I kind of tossed this together knowing I would likely not get back to it if I did not. I want to stress that I am sharing what I know and do not want to give the impression that I am 100% correct. I know enough to be helpful. I do not want you to think I am the final authority. Please ask more questions where you think I may be wrong or just not clear. I can try to "escalate" to the experts.
While I was writing this email I realized that
this document is a great place to start. T
his code a good place to start for examples of the different approaches for variable_update. In the future we hope to make a simple module that integrates into "tf.Estimator" or as a simple utility. What I learned from doing the
benchmarks is that the best approach for doing variable updates depended on both the model and the hardware platform. I list which config I used in each section of the benchmark results and you can see that even with K80s the best option was different between AWS and Google Compute Engine. In general what I found was that for ResNet and InceptionV3 putting the parameters on the CPU is the best option most of the time. This was even true on the DGX-1 where we assumed using replicated variables and NCCL would be the best choice for all situations. For VGG-16 and AlexNet, it is better to spread the variables across the GPUs.

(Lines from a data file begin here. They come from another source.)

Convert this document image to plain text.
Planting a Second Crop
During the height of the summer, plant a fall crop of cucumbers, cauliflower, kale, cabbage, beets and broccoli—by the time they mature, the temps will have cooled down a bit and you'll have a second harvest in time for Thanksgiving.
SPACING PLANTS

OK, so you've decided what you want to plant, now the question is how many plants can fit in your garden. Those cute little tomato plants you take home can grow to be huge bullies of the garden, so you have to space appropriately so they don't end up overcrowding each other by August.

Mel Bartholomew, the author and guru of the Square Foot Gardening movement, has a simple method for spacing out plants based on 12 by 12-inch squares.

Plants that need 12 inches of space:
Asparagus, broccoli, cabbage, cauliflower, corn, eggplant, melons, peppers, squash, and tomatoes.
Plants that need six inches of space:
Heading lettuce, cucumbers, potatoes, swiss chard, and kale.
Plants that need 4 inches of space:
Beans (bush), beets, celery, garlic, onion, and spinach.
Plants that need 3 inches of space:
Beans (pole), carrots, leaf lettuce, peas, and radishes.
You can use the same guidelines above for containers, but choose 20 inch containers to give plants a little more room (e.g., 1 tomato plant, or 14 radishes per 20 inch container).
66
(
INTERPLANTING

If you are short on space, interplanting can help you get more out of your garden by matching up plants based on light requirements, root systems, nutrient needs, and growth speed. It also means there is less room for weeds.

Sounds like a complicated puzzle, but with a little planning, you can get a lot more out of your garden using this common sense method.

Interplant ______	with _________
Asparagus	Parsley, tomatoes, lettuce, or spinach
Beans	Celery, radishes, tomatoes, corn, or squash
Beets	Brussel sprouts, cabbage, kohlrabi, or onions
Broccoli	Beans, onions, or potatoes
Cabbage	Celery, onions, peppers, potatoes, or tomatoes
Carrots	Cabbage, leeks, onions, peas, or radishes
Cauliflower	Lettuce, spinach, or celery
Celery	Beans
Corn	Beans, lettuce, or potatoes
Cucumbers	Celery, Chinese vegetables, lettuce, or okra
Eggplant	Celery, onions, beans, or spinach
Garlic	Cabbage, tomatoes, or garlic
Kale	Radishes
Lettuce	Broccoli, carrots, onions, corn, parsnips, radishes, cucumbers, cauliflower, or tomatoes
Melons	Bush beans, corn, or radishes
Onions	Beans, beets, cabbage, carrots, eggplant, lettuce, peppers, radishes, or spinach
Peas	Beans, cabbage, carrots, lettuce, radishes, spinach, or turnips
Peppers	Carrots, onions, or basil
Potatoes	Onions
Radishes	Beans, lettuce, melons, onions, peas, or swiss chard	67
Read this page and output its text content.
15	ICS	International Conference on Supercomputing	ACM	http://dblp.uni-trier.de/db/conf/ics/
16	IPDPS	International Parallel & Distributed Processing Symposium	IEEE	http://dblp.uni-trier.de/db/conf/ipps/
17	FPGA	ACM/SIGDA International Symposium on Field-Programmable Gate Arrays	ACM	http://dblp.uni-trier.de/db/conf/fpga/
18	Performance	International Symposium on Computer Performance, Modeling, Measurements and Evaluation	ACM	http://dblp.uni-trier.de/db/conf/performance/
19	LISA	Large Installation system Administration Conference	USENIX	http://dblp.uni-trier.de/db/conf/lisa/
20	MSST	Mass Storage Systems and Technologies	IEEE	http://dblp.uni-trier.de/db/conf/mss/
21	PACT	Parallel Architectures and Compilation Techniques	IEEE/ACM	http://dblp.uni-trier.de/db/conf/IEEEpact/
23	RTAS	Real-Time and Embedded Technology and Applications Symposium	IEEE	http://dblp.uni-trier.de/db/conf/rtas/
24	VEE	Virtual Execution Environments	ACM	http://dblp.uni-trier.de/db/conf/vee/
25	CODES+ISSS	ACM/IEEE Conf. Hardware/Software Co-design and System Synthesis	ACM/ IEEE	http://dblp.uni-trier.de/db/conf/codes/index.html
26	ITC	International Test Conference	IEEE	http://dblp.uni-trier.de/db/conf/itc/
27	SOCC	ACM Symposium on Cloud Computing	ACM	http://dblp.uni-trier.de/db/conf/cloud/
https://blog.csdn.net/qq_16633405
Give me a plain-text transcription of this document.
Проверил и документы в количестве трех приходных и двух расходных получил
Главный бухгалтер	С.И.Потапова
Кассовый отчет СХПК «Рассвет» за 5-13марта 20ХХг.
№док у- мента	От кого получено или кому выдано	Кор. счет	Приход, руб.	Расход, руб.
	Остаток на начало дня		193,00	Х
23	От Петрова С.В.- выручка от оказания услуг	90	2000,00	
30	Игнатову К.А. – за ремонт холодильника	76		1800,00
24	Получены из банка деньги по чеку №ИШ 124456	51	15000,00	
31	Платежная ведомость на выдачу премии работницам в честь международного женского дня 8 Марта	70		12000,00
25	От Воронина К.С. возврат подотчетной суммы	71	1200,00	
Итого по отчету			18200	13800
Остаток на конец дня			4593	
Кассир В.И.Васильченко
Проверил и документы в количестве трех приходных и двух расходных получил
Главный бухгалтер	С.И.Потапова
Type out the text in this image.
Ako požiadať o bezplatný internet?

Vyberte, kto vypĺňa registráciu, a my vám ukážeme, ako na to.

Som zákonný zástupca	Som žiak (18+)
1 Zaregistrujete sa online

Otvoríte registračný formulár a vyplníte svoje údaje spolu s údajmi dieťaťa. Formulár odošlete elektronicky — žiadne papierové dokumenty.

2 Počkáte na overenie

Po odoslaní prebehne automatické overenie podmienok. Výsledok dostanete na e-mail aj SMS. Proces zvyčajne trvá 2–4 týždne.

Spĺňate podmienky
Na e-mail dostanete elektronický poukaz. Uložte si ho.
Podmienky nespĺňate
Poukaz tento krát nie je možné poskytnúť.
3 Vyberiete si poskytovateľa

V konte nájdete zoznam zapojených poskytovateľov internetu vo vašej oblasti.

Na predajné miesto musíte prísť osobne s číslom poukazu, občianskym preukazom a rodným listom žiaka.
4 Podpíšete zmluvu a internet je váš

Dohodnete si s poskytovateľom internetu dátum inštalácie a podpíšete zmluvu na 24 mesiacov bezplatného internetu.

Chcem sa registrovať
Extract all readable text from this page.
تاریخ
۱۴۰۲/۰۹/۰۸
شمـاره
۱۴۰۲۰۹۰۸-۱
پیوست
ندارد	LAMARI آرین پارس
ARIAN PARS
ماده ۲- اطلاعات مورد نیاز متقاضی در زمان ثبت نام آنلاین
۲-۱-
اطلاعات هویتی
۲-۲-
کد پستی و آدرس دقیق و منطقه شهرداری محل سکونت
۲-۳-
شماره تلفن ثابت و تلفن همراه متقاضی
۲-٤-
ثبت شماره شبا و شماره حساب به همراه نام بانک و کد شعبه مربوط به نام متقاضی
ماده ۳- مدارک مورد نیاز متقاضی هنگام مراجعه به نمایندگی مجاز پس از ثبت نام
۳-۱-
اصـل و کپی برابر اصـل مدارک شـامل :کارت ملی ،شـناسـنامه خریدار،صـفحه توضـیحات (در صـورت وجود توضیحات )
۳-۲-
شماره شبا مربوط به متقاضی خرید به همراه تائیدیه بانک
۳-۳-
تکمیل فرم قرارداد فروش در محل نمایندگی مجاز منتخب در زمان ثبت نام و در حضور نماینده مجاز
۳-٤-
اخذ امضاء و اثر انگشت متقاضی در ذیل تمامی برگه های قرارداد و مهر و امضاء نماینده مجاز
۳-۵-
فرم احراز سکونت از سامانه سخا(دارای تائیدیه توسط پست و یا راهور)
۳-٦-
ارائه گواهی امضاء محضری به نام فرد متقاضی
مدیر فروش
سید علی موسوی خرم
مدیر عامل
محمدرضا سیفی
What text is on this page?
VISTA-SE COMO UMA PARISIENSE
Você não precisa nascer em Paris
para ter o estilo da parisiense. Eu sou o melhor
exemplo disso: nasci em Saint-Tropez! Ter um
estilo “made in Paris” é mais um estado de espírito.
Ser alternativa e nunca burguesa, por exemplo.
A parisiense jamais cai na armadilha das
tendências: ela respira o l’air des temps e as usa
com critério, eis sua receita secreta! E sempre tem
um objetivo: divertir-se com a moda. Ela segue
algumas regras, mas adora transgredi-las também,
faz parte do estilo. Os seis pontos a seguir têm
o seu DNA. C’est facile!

Below are some of my raw numbers taken from AWS and GCE testing. I do not remember if these were my final numbers so please look at them as an illustration of the different variable update configurations. The data might be confusing. I will do my best to explain the background. I did these tests on AWS p2.8xlarge instances with a version of TensorFlow using a batch-size of 32 training inceptionv3 with synthetic data shaped like ImageNet on 1,2,3 and 8 GPUs. I did the test 5 times for each situation and that is where the stats came from. Then I did the test on GCE with the same basic setup. My take away on AWS was:
- For 1 GPU it really did not matter that much.
- For 2 GPUs it really did not matter than much.
- For 4 GPUs it still looks like a tight race.
- For 8 GPUs the best choice is either CPU or replicated gpu. Given how close it is I would do CPU because it is really simple and the same setup works well for InceptionV3 on all platforms.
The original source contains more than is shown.